A la vez que aumentaban las diferencias de ingresos, de perspectivas y de ánimos, también crecían las distancias espaciales. Hace medio siglo, los más acomodados y los menos privilegiados vivían a menudo en el mismo barrio y sus hijos se sentaban en la misma clase del colegio; ahora la escalada de los precios de la vivienda y el aumento de los alquileres hacen que los ricos y los pobres vuelvan a estar en barrios separados. La consecuencia es que hay menos contacto, menos amistad, menos compañerismo y menos matrimonios entre personas de distinta clase social.
Aquí es donde se encuentran las principales causas de la disminución de la cohesión social y del aumento de las hostilidades. Las personas procedentes de diferentes entornos sociales tienen cada vez menos cosas que decirse porque viven en mundos diferentes. Si los universitarios acomodados de las grandes ciudades se encuentran con los menos afortunados en la vida real es porque tienen servicios domésticos baratos que limpian sus pisos, llevan sus paquetes y les sirven sushi en el restaurante.
Las burbujas que filtran la realidad no se dan solamente en las redes sociales. Cuatro décadas de liberalismo económico, destrucción del estado social y globalización han acabado por fracturar tanto las sociedades occidentales que la vida real de muchas personas se desarrolla por completo en el interior de la burbuja de su entorno social. Hay muros que recorren nuestra supuestamente abierta sociedad. Son muros sociales que, en comparación con la segunda mitad del siglo XX, complican el acceso de los niños provenientes de familias pobres a la formación, al progreso y al bienestar. Y también son los muros de frialdad emocional de los que no conocen otra vida que la de la abundancia y que se protegen de quienes serían felices si pudieran vivir por una vez sin angustia existencial.

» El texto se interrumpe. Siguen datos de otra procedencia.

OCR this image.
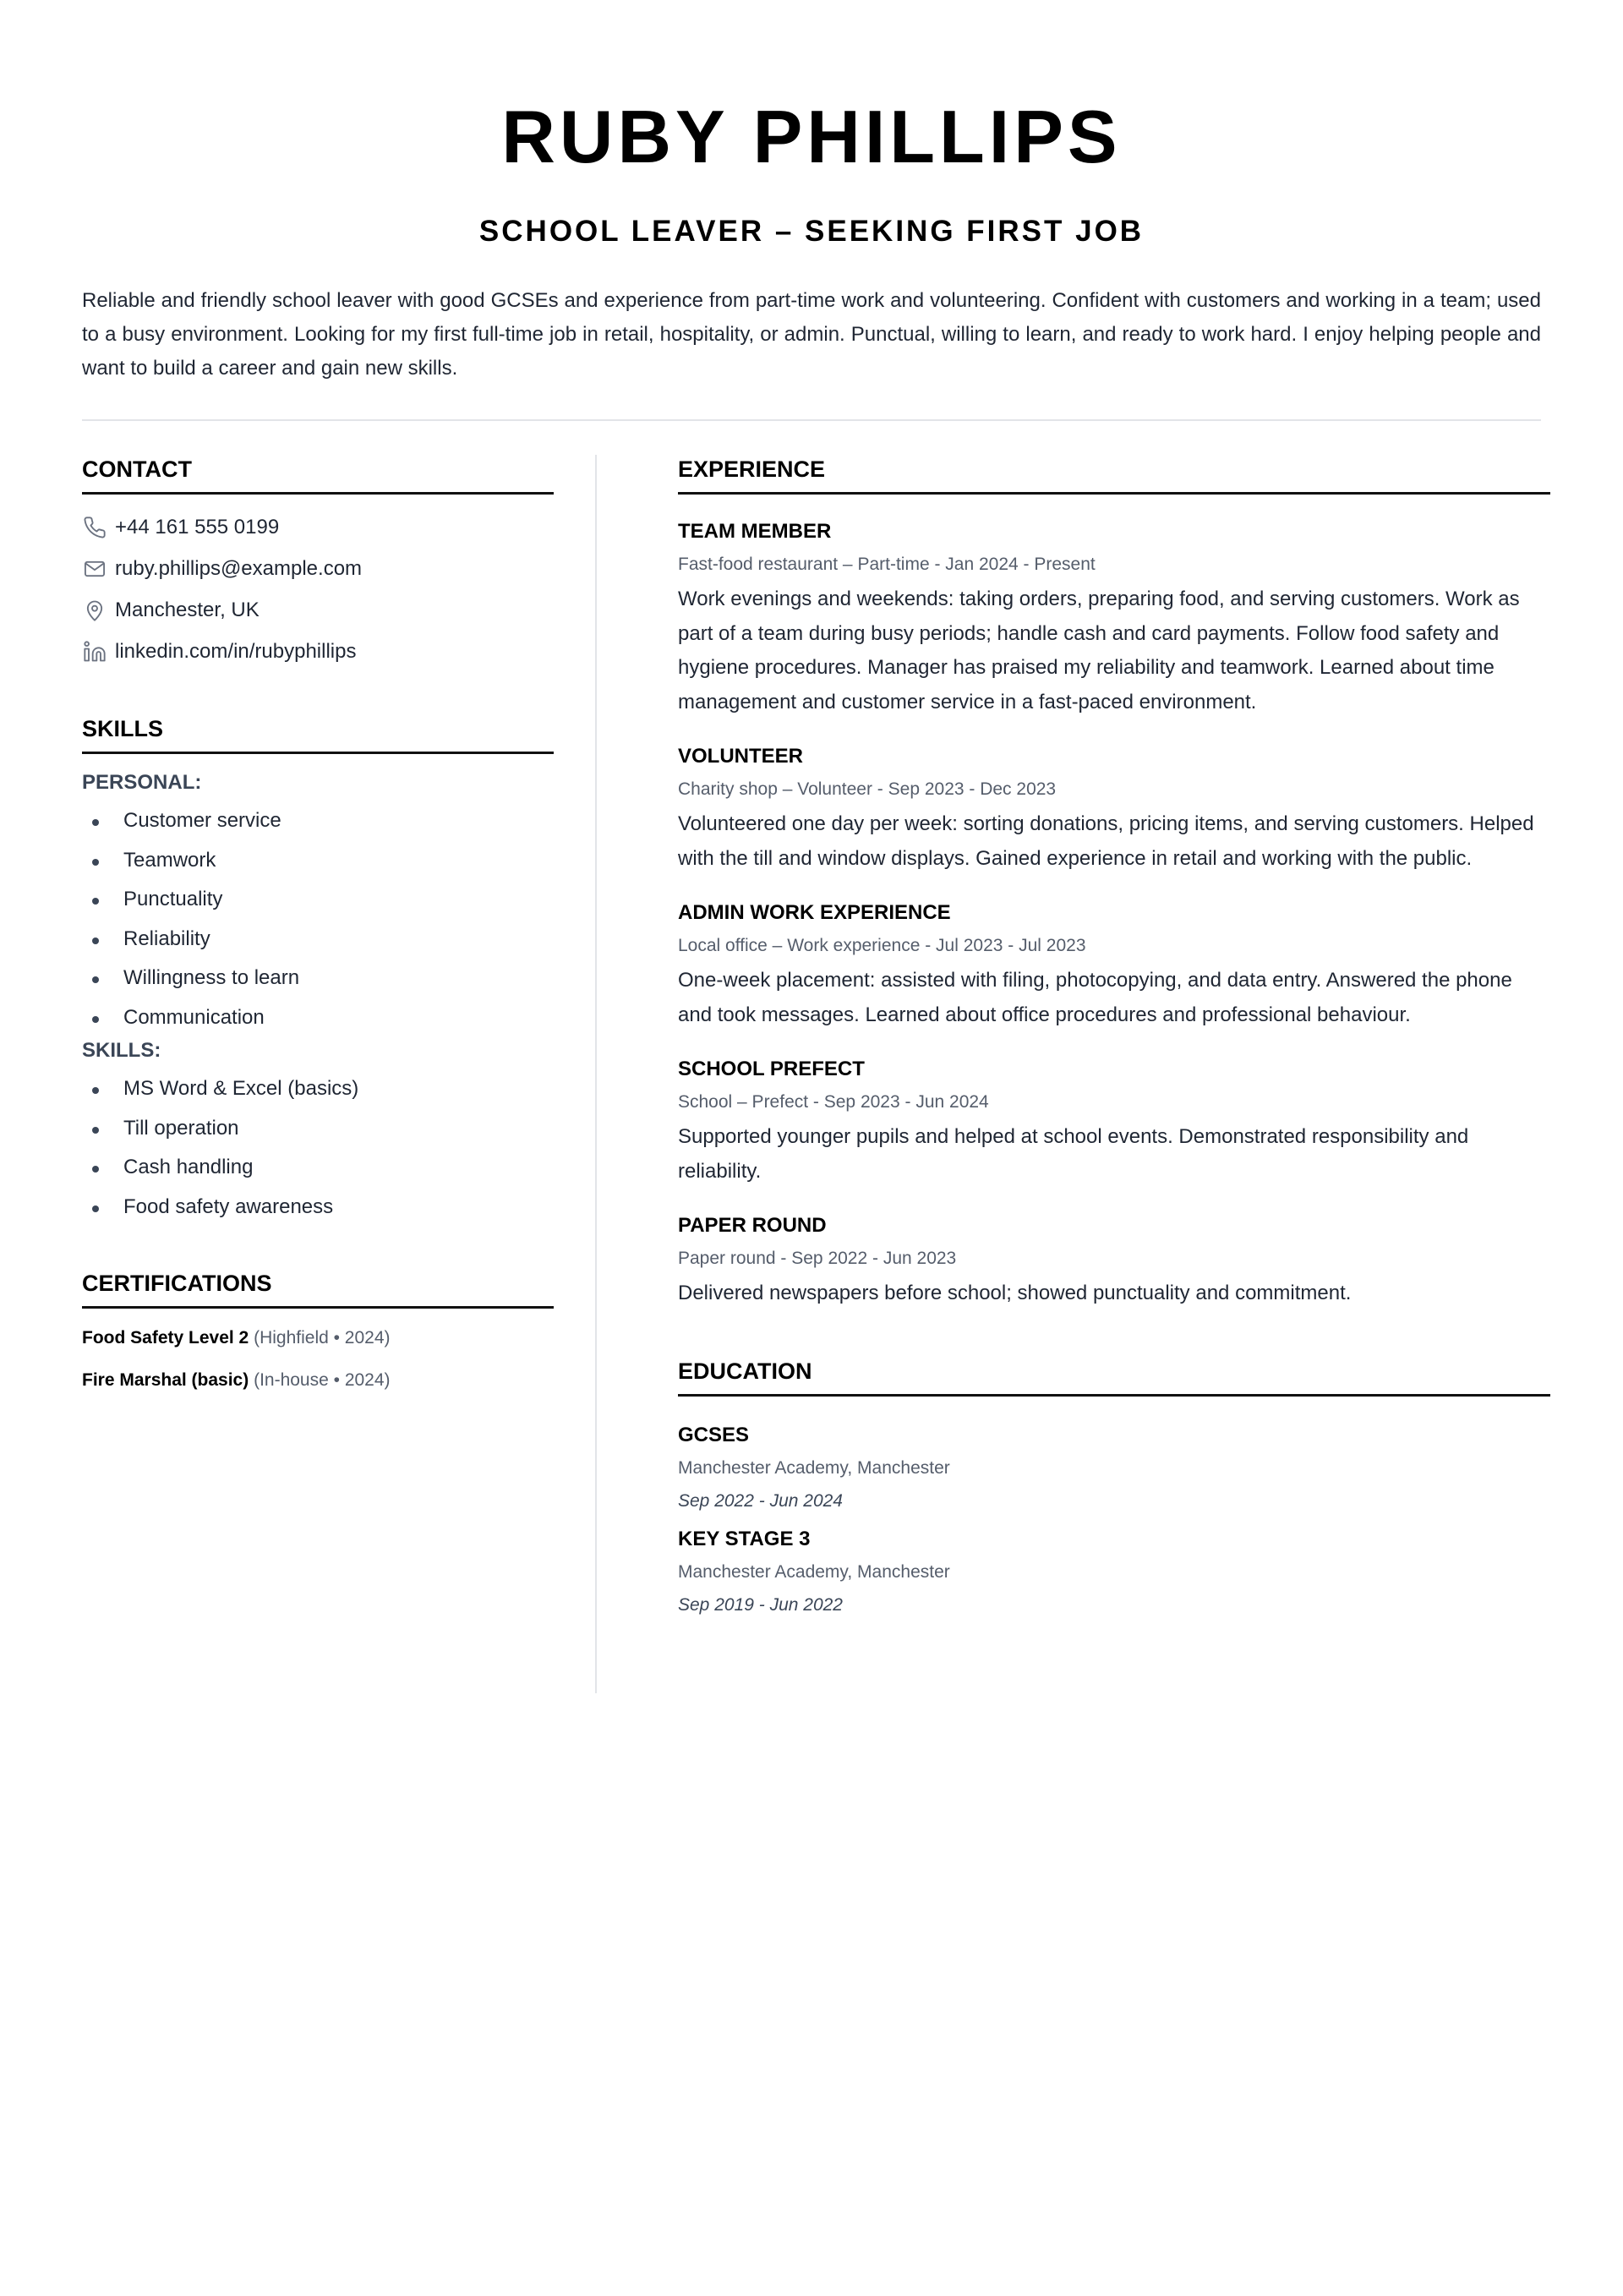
RUBY PHILLIPS
SCHOOL LEAVER – SEEKING FIRST JOB

Reliable and friendly school leaver with good GCSEs and experience from part-time work and volunteering. Confident with customers and working in a team; used to a busy environment. Looking for my first full-time job in retail, hospitality, or admin. Punctual, willing to learn, and ready to work hard. I enjoy helping people and want to build a career and gain new skills.

CONTACT
+44 161 555 0199
ruby.phillips@example.com
Manchester, UK
linkedin.com/in/rubyphillips
SKILLS
PERSONAL:
Customer service
Teamwork
Punctuality
Reliability
Willingness to learn
Communication
SKILLS:
MS Word & Excel (basics)
Till operation
Cash handling
Food safety awareness
CERTIFICATIONS
Food Safety Level 2 (Highfield • 2024)
Fire Marshal (basic) (In-house • 2024)
EXPERIENCE
TEAM MEMBER
Fast-food restaurant – Part-time - Jan 2024 - Present

Work evenings and weekends: taking orders, preparing food, and serving customers. Work as part of a team during busy periods; handle cash and card payments. Follow food safety and hygiene procedures. Manager has praised my reliability and teamwork. Learned about time management and customer service in a fast-paced environment.

VOLUNTEER
Charity shop – Volunteer - Sep 2023 - Dec 2023

Volunteered one day per week: sorting donations, pricing items, and serving customers. Helped with the till and window displays. Gained experience in retail and working with the public.

ADMIN WORK EXPERIENCE
Local office – Work experience - Jul 2023 - Jul 2023

One-week placement: assisted with filing, photocopying, and data entry. Answered the phone and took messages. Learned about office procedures and professional behaviour.

SCHOOL PREFECT
School – Prefect - Sep 2023 - Jun 2024

Supported younger pupils and helped at school events. Demonstrated responsibility and reliability.

PAPER ROUND
Paper round - Sep 2022 - Jun 2023

Delivered newspapers before school; showed punctuality and commitment.

EDUCATION
GCSES
Manchester Academy, Manchester
Sep 2022 - Jun 2024
KEY STAGE 3
Manchester Academy, Manchester
Sep 2019 - Jun 2022
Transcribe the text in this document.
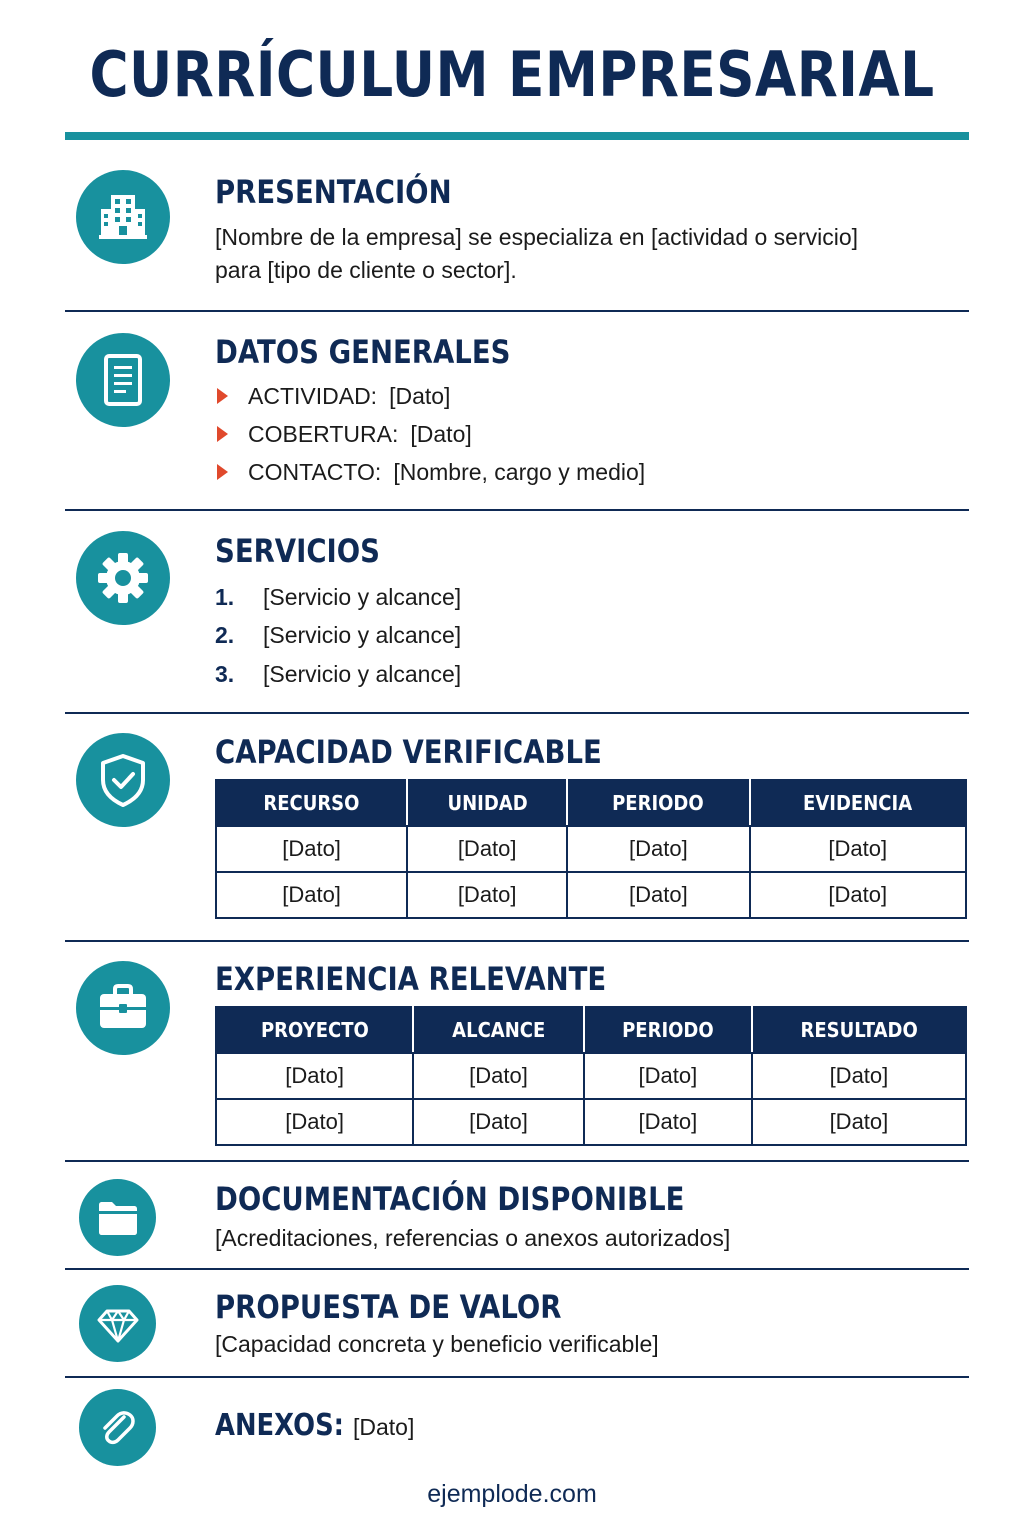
CURRÍCULUM EMPRESARIAL
PRESENTACIÓN
[Nombre de la empresa] se especializa en [actividad o servicio]
para [tipo de cliente o sector].
DATOS GENERALES
ACTIVIDAD: [Dato]
COBERTURA: [Dato]
CONTACTO: [Nombre, cargo y medio]
SERVICIOS
1.	[Servicio y alcance]
2.	[Servicio y alcance]
3.	[Servicio y alcance]
CAPACIDAD VERIFICABLE
RECURSO	UNIDAD	PERIODO	EVIDENCIA
[Dato]	[Dato]	[Dato]	[Dato]
[Dato]	[Dato]	[Dato]	[Dato]
EXPERIENCIA RELEVANTE
PROYECTO	ALCANCE	PERIODO	RESULTADO
[Dato]	[Dato]	[Dato]	[Dato]
[Dato]	[Dato]	[Dato]	[Dato]
DOCUMENTACIÓN DISPONIBLE
[Acreditaciones, referencias o anexos autorizados]
PROPUESTA DE VALOR
[Capacidad concreta y beneficio verificable]
ANEXOS: [Dato]
ejemplode.com
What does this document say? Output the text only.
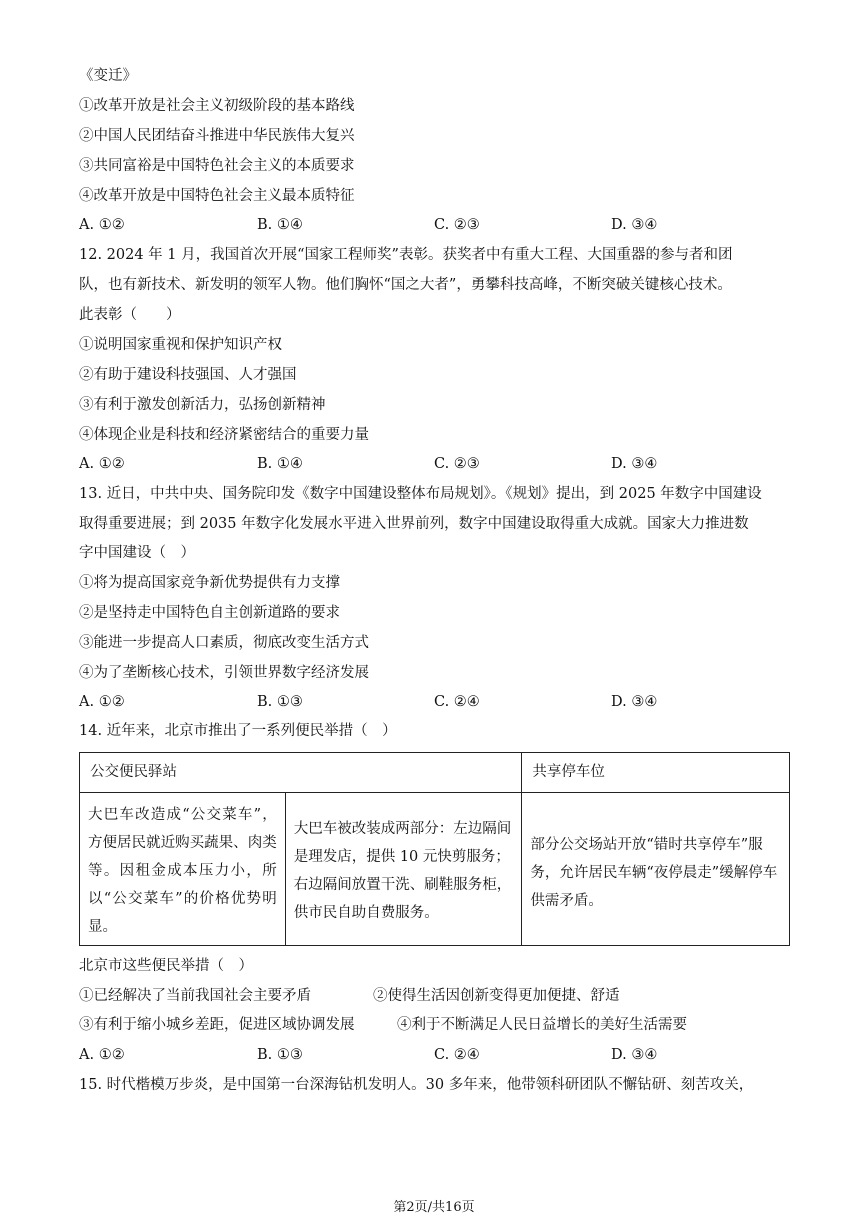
《变迁》
①改革开放是社会主义初级阶段的基本路线
②中国人民团结奋斗推进中华民族伟大复兴
③共同富裕是中国特色社会主义的本质要求
④改革开放是中国特色社会主义最本质特征
A. ①②	B. ①④	C. ②③	D. ③④
12. 2024 年 1 月，我国首次开展“国家工程师奖”表彰。获奖者中有重大工程、大国重器的参与者和团
队，也有新技术、新发明的领军人物。他们胸怀“国之大者”，勇攀科技高峰，不断突破关键核心技术。
此表彰（　　）
①说明国家重视和保护知识产权
②有助于建设科技强国、人才强国
③有利于激发创新活力，弘扬创新精神
④体现企业是科技和经济紧密结合的重要力量
A. ①②	B. ①④	C. ②③	D. ③④
13. 近日，中共中央、国务院印发《数字中国建设整体布局规划》。《规划》提出，到 2025 年数字中国建设
取得重要进展；到 2035 年数字化发展水平进入世界前列，数字中国建设取得重大成就。国家大力推进数
字中国建设（　）
①将为提高国家竞争新优势提供有力支撑
②是坚持走中国特色自主创新道路的要求
③能进一步提高人口素质，彻底改变生活方式
④为了垄断核心技术，引领世界数字经济发展
A. ①②	B. ①③	C. ②④	D. ③④
14. 近年来，北京市推出了一系列便民举措（　）
公交便民驿站		共享停车位

大巴车改造成“公交菜车”，方便居民就近购买蔬果、肉类等。因租金成本压力小，所以“公交菜车”的价格优势明显。	大巴车被改装成两部分：左边隔间是理发店，提供 10 元快剪服务；右边隔间放置干洗、刷鞋服务柜，供市民自助自费服务。	部分公交场站开放“错时共享停车”服务，允许居民车辆“夜停晨走”缓解停车供需矛盾。
北京市这些便民举措（　）
①已经解决了当前我国社会主要矛盾	②使得生活因创新变得更加便捷、舒适
③有利于缩小城乡差距，促进区域协调发展	④利于不断满足人民日益增长的美好生活需要
A. ①②	B. ①③	C. ②④	D. ③④
15. 时代楷模万步炎，是中国第一台深海钻机发明人。30 多年来，他带领科研团队不懈钻研、刻苦攻关，
第2页/共16页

Como la vida se ha vuelto mucho más insegura y el futuro es impredecible, el miedo juega un papel mucho más importante en los desacuerdos políticos de hoy en día. Tal y como ha demostrado el enfrentamiento sobre la política correcta contra el coronavirus, el miedo puede endurecer el clima de las discusiones. El hecho de que el coronavirus fuera una enfermedad que puede llevar a la muerte a muchas personas ancianas y, en determinados casos, también a personas jóvenes explica que la agresividad durante la pandemia fuera especialmente alta. Los confinamientos hicieron que muchas personas temieran perder su supervivencia social, su puesto de trabajo y sus perspectivas de futuro laboral. Las personas con miedo se vuelven intolerantes. Quien se siente amenazado no quiere discutir, quiere defenderse. Es comprensible. El peligro aumenta cuando los políticos descubren que se puede hacer política azuzando los miedos. Y tampoco esto es una práctica reservada solamente para la extrema derecha. Una política responsable debería hacer exactamente lo contrario. Debería preocuparse por reducir la fractura social y el miedo al futuro, así como por aumentar la seguridad y la protección. Debería ir encaminada hacia cambios que detuvieran el deterioro de nuestra cohesión social y que evitaran nuestro inminente declive económico. Un orden económico en el que la mayoría espera que el futuro le depare peores condiciones de vida no es un orden viable a largo plazo. Una democracia en la que una parte considerable de la población no tiene ni voz ni representación no hace honor a su nombre.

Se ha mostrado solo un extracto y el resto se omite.